An implementation of MobileFormer proposed by Yinpeng Chen, Xiyang Dai et al.
[1] Mobile-Former proposed in:
Yinpeng Chen, Xiyang Dai et al., Mobile-Former: Bridging MobileNet and Transformer.
arxiv.org/abs/2108.05895
[2] Dynamtic ReLU proposed in:
Yinpeng Chen, Xiyang Dai et al., Dynamtic ReLU.
arxiv.org/abs/2003.10027v2
[3] Lite-BottleNeck proposed in:
Yunsheng Li, Yinpeng Chen et al., MicroNet: Improving Image Recognition with Extremely Low FLOPs.
arxiv.org/abs/2108.05894v1
[4] Adam-W proposed in:
Ilya Loshchilov & Frank Hutter, Decoupled Weight Decay Regularization.

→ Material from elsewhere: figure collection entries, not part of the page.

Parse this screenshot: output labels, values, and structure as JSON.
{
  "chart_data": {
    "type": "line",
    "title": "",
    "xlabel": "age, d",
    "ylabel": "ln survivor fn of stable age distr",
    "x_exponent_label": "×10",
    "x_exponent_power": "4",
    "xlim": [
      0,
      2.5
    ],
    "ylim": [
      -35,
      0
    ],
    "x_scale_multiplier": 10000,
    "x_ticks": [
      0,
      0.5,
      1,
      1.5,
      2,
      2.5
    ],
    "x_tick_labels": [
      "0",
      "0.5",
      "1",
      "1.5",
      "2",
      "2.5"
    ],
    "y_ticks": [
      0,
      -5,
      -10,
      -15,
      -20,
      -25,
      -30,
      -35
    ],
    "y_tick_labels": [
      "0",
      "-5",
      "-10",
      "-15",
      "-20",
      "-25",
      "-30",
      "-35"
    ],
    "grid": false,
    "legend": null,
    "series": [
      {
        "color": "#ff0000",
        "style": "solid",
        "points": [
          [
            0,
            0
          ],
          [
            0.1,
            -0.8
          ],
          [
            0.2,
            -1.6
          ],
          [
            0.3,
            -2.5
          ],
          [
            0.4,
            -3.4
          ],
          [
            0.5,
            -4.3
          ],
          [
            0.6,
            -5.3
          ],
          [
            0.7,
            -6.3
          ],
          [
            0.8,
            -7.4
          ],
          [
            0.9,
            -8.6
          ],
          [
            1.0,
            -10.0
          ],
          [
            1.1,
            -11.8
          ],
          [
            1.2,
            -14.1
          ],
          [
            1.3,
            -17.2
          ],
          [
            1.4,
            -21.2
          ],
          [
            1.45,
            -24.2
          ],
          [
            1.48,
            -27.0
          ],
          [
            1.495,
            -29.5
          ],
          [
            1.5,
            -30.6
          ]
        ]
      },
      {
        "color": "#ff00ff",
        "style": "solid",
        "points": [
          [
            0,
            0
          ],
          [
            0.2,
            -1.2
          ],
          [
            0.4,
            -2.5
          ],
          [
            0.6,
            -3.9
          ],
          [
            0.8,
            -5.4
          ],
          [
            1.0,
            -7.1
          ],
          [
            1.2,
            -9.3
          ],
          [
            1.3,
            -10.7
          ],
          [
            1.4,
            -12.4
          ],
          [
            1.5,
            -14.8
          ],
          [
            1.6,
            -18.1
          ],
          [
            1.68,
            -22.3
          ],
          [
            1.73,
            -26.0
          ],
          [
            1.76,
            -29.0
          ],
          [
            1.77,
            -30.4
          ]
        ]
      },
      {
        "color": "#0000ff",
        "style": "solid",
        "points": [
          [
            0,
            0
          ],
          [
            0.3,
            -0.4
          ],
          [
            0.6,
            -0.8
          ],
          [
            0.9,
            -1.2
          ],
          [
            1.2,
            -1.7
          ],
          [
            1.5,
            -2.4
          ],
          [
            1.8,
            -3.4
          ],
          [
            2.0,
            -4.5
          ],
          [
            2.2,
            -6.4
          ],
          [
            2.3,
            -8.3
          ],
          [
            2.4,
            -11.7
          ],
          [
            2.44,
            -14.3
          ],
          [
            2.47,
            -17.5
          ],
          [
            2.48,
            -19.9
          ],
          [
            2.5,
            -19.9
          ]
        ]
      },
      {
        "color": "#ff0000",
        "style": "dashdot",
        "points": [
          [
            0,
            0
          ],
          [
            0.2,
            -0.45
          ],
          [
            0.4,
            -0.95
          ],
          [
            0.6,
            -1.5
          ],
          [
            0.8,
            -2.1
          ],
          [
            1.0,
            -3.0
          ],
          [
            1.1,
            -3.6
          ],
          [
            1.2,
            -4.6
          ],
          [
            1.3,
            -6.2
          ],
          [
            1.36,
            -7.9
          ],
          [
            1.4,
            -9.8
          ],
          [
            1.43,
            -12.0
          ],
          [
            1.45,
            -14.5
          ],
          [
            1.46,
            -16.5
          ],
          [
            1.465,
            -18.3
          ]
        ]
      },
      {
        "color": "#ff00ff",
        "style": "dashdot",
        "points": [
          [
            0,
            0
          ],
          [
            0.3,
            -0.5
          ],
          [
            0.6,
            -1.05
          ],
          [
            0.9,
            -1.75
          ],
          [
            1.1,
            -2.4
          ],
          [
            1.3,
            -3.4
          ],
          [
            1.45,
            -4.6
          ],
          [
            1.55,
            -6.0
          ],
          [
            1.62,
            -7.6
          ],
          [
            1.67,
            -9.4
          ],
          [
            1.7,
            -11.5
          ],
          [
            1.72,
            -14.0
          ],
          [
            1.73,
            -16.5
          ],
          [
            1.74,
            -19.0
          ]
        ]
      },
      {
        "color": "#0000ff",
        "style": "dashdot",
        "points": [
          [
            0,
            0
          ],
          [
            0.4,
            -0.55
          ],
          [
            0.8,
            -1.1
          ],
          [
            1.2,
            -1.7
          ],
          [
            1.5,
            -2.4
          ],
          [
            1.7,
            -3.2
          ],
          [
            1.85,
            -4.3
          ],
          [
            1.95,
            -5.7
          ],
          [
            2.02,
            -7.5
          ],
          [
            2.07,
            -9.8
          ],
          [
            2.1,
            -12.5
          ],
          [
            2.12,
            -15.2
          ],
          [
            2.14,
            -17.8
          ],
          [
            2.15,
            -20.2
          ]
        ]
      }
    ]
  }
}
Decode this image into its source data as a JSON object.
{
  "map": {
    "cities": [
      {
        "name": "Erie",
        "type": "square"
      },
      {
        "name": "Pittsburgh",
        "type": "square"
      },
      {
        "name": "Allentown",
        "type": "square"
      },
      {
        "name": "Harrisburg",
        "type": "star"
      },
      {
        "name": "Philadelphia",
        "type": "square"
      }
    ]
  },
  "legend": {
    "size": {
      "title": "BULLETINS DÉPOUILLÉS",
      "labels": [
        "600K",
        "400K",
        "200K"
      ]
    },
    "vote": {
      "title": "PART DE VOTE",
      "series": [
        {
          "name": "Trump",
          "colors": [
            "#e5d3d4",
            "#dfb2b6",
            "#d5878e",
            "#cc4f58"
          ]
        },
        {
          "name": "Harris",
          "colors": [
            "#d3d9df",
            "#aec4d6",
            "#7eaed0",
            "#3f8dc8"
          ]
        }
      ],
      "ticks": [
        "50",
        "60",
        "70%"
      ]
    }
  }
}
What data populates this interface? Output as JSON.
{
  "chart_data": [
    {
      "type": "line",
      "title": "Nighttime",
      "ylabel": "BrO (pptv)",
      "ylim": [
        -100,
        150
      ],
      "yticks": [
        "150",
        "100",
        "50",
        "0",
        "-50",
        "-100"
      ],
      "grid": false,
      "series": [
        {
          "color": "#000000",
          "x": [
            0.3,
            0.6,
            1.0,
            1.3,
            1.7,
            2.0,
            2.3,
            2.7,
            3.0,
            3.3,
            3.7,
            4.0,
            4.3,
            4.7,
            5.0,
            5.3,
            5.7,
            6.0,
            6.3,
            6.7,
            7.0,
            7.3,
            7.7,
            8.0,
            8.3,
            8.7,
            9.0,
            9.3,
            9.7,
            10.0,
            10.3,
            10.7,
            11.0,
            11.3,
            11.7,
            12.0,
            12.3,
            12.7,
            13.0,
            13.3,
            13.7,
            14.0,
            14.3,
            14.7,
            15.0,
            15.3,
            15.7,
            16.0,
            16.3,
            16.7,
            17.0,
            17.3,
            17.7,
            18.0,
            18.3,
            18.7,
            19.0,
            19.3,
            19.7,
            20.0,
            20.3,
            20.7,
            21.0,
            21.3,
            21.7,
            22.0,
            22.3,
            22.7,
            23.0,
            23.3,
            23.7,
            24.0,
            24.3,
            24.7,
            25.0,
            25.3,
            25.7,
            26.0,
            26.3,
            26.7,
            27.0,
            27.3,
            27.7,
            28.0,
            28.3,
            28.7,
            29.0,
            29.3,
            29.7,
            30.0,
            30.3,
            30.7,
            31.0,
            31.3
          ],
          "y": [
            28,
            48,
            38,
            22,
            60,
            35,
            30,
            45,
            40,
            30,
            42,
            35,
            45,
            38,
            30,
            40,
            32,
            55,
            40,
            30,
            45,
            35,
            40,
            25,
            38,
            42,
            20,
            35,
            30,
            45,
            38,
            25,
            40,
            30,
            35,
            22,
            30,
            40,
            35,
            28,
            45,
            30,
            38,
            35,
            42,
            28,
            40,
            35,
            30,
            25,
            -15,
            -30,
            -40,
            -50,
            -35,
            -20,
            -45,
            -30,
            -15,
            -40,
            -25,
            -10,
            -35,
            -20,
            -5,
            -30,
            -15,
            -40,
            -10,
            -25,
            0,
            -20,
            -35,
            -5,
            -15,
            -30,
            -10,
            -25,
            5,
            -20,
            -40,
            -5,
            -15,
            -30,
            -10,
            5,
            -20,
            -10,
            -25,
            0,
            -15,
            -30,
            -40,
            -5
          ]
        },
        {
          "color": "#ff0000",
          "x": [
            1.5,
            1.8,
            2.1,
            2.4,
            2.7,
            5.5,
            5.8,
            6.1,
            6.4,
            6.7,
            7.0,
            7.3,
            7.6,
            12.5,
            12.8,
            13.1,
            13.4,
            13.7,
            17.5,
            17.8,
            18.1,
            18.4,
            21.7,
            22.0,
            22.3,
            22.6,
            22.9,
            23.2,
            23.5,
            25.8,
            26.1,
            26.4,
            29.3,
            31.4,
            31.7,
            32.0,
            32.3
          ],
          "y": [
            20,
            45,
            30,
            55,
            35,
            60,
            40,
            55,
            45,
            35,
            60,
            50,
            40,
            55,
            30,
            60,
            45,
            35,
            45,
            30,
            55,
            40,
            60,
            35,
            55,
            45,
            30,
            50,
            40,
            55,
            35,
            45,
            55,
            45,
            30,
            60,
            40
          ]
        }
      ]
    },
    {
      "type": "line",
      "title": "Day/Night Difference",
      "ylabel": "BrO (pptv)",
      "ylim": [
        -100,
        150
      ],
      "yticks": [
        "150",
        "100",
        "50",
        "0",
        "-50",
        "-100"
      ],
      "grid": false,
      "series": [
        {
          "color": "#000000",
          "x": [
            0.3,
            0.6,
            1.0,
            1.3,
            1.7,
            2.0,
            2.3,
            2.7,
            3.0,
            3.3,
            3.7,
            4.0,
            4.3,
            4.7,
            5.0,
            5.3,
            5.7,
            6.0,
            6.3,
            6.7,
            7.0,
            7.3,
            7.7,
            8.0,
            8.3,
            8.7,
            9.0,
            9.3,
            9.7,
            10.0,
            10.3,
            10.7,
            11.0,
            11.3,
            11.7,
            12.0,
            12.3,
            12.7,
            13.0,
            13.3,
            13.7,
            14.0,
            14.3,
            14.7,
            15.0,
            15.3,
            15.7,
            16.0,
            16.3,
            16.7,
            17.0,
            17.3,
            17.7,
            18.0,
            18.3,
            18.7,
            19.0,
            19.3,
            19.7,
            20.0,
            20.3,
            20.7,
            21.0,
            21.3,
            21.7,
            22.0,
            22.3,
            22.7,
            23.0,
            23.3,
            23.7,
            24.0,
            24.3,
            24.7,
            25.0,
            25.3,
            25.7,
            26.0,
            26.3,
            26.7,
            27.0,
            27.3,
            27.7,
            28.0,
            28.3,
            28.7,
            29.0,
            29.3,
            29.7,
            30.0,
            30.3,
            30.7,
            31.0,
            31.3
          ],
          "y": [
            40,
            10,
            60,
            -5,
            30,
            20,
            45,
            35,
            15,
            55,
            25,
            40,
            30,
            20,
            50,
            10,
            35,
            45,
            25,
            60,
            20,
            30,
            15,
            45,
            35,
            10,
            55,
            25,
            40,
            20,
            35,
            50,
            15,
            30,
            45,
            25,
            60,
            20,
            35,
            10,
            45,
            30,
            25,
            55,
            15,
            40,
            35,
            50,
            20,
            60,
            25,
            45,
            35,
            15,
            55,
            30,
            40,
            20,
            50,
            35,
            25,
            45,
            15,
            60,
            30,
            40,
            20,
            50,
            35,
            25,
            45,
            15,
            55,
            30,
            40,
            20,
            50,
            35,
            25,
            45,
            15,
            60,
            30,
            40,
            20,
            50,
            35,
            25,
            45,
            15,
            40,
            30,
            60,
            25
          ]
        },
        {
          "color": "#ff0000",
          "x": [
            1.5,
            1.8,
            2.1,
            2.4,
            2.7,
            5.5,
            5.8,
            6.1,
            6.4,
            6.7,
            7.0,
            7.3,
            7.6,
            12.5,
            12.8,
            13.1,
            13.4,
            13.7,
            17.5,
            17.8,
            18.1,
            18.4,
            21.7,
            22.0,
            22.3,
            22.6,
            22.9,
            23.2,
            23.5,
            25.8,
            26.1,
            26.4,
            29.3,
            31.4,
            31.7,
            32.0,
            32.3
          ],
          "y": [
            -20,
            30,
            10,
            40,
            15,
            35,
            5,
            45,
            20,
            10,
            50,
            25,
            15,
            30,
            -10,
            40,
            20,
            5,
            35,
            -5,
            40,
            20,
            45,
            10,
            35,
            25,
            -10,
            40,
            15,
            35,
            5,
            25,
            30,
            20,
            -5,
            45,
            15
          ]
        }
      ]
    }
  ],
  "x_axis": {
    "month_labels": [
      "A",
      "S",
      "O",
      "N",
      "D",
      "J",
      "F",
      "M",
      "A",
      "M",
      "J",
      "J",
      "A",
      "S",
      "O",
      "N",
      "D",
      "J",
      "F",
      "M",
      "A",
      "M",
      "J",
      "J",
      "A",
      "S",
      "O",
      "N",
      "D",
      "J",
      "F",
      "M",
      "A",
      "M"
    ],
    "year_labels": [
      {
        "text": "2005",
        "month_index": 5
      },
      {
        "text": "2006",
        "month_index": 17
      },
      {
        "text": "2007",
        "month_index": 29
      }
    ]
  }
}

arxiv.org/abs/1711.05101v3
[5] Mixup proposed in:
Hongyi Zhang, Moustapha Cisse et al., Mixup: Beyond Empircal Risk Minimization.
arxiv.org/abs/1710.09412
[6] Multi-FocalLoss (not used), focal loss is proposed in:
Tsung-Yi Lin, Priya Goyal, Ross Girshick, Kaiming He, Piotr Dollár, Focal Loss for Dense Object Detection.
arxiv.org/abs/1708.02002
(1) Due to the expanded DW conv used in strided Mobile-Former blocks,
the out_channel should be divisible by expand_size of the next block.
(2) Adam-W and Mixup is embedded in train.py.
(3) Use run() in train.py to train('run') or search('search'). There is an example in the train.py.
No pre-train parameters for now.
Following DeiT, there is an optional learning rate and weight decay set for grid search (if you want):
LR from [5e-4, 3e-4, 5e-5] * batchsize / 256 ( or 512)
WD from [0.03, 0.04, 0.05]
Looooooooong Training for CNN, but for transformer, its ok (maybe).